DevOps isn’t automation, and it isn’t operations. But it’s also not agile, and it’s not development. So what is it?

It’s all of these things… and more. Perhaps DevOps is greater than Automation would make a better title.

Why isn’t building automation in isolation going to make things better? Gender issues in the statement aside, Deming states it well:

If you don’t understand how to run an efficient operation, new machinery will just give you new problems of operation and maintenance. The sure way to increase productivity is to better administrate man and machine. — W. Edwards Deming

I’ve seen companies who have implemented automation with greater and lesser degrees of success but — without exception — those who have taken a myopic approach which avoids dealing with the fundamental organizational, cultural, and process issues have left huge degrees of efficiency on the table, and usually make things worse for themselves.

So what, actually, is DevOps?

Aside from the cat memes that we love, the Internet is littered with variations on this graphic:

There have been a lot of versions on this theme developed over the last few years, as people have tried to express their own ideals of a perfect approach, as well as vendors who are looking to justify why you should be spending money on their particular tool, because, well, you know, it’s the best. Others have been successful at building a business about a proscribed model of DevOps maturity, calling out specific criteria, like this one from Scaled Agile:

Scaled Agile’s DevOps Health Radar (scaledagile.com)Scaled Agile’s DevOps Health Radar (scaledagile.com)

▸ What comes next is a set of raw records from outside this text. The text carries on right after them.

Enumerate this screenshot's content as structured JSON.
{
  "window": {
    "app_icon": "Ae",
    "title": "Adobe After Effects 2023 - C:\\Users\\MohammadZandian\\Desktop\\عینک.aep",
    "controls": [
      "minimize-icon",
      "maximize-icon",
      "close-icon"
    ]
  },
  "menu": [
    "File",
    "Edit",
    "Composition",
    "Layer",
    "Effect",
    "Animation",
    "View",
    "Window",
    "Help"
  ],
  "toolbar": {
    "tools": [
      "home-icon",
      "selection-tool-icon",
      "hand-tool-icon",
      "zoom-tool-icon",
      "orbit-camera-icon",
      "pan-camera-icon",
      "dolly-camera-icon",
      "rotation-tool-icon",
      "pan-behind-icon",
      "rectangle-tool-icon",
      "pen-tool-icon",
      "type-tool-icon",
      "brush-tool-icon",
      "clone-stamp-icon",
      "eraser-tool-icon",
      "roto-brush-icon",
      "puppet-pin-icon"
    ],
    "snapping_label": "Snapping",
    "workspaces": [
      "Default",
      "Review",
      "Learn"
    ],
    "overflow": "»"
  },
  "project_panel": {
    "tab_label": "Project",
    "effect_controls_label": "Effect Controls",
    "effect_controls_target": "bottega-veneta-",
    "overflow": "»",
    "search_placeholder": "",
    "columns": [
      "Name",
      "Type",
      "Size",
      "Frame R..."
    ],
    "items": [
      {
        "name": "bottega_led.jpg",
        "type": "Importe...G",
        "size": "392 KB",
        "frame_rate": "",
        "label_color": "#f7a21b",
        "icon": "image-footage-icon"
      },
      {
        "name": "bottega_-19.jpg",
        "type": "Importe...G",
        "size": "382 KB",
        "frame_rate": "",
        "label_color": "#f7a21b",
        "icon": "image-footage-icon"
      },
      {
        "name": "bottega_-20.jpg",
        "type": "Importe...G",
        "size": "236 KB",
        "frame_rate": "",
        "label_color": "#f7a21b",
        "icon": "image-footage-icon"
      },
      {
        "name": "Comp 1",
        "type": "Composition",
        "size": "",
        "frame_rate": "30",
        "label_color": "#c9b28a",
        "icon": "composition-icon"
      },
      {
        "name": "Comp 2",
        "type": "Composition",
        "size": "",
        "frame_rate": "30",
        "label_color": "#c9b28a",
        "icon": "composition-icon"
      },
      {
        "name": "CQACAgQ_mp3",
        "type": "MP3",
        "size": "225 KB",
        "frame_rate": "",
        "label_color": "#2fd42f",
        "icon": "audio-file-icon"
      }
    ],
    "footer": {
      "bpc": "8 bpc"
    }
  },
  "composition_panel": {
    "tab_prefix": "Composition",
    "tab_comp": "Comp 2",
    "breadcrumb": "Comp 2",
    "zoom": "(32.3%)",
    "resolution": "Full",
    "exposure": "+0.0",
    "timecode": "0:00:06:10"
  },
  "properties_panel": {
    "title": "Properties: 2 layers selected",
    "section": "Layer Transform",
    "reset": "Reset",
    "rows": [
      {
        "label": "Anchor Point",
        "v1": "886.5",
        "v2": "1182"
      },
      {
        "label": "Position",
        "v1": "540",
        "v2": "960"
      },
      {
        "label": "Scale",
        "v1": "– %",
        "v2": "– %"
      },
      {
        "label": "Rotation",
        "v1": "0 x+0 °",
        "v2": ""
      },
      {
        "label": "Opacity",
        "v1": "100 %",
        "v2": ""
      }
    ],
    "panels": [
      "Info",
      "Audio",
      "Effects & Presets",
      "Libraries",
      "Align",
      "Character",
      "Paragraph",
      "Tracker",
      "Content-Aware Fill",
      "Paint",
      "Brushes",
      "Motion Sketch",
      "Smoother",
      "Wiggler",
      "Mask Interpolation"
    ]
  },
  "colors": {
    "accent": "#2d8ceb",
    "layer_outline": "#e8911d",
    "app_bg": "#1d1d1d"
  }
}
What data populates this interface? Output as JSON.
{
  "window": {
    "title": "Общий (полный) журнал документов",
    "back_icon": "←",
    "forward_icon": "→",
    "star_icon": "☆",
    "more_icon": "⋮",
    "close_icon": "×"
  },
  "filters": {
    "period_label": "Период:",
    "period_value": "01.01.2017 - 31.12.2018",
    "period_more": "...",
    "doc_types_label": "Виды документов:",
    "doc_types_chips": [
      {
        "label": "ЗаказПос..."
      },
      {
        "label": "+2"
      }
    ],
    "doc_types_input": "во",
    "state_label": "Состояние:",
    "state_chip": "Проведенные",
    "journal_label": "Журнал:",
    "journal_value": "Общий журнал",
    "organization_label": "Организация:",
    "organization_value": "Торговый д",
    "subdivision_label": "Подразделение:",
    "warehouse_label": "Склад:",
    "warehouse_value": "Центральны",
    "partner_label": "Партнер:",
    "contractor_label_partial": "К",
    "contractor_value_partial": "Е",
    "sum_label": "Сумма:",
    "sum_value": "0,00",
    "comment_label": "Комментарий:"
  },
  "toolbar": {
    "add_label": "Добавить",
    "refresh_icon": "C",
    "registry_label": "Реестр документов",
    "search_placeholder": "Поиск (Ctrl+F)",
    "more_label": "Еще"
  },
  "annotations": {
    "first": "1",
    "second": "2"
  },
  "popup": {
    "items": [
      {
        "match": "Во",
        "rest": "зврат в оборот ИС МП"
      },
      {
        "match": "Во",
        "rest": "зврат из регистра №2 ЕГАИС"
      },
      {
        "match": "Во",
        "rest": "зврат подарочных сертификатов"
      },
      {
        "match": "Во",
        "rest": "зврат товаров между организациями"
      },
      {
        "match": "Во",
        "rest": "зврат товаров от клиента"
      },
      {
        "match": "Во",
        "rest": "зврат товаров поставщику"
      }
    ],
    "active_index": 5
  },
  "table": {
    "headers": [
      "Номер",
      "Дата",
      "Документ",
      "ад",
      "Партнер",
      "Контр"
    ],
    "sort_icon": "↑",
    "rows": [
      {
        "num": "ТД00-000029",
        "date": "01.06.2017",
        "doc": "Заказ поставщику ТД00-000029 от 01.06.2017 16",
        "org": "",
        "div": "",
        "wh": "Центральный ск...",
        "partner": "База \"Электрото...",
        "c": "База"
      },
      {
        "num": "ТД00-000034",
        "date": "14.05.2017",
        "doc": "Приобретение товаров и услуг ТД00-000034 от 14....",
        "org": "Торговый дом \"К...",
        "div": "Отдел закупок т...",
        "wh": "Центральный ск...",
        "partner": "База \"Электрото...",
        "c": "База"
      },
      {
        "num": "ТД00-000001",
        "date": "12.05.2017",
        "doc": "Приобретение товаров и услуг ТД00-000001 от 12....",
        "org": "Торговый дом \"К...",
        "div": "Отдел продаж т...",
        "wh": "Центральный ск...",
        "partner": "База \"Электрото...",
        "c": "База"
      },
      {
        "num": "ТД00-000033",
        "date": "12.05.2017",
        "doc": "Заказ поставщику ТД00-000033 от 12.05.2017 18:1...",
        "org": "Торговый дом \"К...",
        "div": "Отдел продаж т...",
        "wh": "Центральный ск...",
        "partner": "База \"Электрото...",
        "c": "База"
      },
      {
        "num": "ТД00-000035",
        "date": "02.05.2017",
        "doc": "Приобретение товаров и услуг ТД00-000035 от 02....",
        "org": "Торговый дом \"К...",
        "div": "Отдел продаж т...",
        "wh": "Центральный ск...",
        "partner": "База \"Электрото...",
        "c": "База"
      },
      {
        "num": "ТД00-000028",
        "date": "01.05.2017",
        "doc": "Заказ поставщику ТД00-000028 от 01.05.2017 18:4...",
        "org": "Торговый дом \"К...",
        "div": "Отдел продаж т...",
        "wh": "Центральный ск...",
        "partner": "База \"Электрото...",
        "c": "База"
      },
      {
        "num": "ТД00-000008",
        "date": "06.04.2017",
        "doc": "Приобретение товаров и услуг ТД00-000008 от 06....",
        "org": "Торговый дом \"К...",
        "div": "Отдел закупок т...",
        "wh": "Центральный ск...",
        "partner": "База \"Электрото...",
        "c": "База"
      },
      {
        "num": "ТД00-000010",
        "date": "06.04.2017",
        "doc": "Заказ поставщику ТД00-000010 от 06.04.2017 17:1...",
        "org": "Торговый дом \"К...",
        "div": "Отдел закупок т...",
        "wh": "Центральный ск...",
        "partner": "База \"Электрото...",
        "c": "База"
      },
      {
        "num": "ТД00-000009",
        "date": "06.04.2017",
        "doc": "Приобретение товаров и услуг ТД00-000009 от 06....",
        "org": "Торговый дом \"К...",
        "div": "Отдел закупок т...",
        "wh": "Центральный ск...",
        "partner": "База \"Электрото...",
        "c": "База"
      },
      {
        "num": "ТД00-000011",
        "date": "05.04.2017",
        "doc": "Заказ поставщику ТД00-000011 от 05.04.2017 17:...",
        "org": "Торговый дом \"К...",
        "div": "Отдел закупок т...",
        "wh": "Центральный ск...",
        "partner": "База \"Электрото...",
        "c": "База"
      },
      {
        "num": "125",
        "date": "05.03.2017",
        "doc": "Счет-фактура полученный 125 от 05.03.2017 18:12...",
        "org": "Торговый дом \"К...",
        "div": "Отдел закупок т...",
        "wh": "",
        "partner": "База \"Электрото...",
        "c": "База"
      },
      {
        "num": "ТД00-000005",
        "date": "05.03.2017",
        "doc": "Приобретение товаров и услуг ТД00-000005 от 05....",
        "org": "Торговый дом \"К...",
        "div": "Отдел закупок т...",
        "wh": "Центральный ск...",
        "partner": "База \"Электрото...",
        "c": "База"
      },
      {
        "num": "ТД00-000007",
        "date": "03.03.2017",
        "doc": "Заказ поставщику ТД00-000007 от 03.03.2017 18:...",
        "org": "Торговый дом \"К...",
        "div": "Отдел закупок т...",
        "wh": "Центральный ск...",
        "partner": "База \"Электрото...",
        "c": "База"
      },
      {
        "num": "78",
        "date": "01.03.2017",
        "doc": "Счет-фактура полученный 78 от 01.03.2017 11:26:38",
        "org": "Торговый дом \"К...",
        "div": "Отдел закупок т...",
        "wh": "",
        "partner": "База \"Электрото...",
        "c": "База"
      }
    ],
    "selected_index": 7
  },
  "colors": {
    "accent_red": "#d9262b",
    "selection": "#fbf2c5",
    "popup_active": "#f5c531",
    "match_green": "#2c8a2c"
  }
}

In the end though, the principle remains the same: this is a loop because we seek continuous improvement, and to do this we have to understand how that last change impacted things. This in itself is nothing special in software: people have been developing iteratively for years.

The interesting thing is that DevOps looks at all of the steps from ideation through to delivery, with the objective of removing the bottlenecks that slow down the delivery of value and doing it in a way that is actually super-efficient.

Okay, fine, but that sounds daunting, because there are a lot of moving pieces, right? Well, yes, but that’s okay: if you’re not sure, or you need to convince your stakeholders, there has been a lot of work done over the years around optimizing process, and we can utilize things like Value Stream Mapping to help work out where those bottlenecks are.

Basically, the DevOps question is simple: what’s slowing us down?

Even without using a particular framework, you should be able to get insights into what to aspire to from the loop graphic or the health radar, but here’s another opinionated view, just in case:

Armory’s Digital Transformation Maturity Model (armory.io)Armory’s Digital Transformation Maturity Model (armory.io)

Whereas you cannot use a production line approach to actually writing software (which is where a proficient team in conjunction with Agile approaches can help if done right), there’s a lot that can be done throughout software development life-cycle where production line principles do apply: drive up velocity and predictability while reducing errors.

Can you say that your organization applies DevOps principles if you have a lot of manual silos, or if you’re in the data-center, or if you do manual deployments, or if you develop in a waterfall fashion, or if you maintain your own custom CI/CD tool-chain? How about if your software is based on a huge monolithic app that was written in COBOL, or if the business is so change-adverse that every production deployment requires five signatures and a sacrificial rubber chicken? How about if product teams aren’t great at prioritizing feature work? Maybe? Probably any one of those things doesn’t negate you getting your DevOps badge, but understand that you are living with a compromise and that compromise has a cost.

It’s not one single thing that makes an organization DevOpsey, it’s the culture around a set of ideas and principles as a whole that help drive the journey of continuous improvement.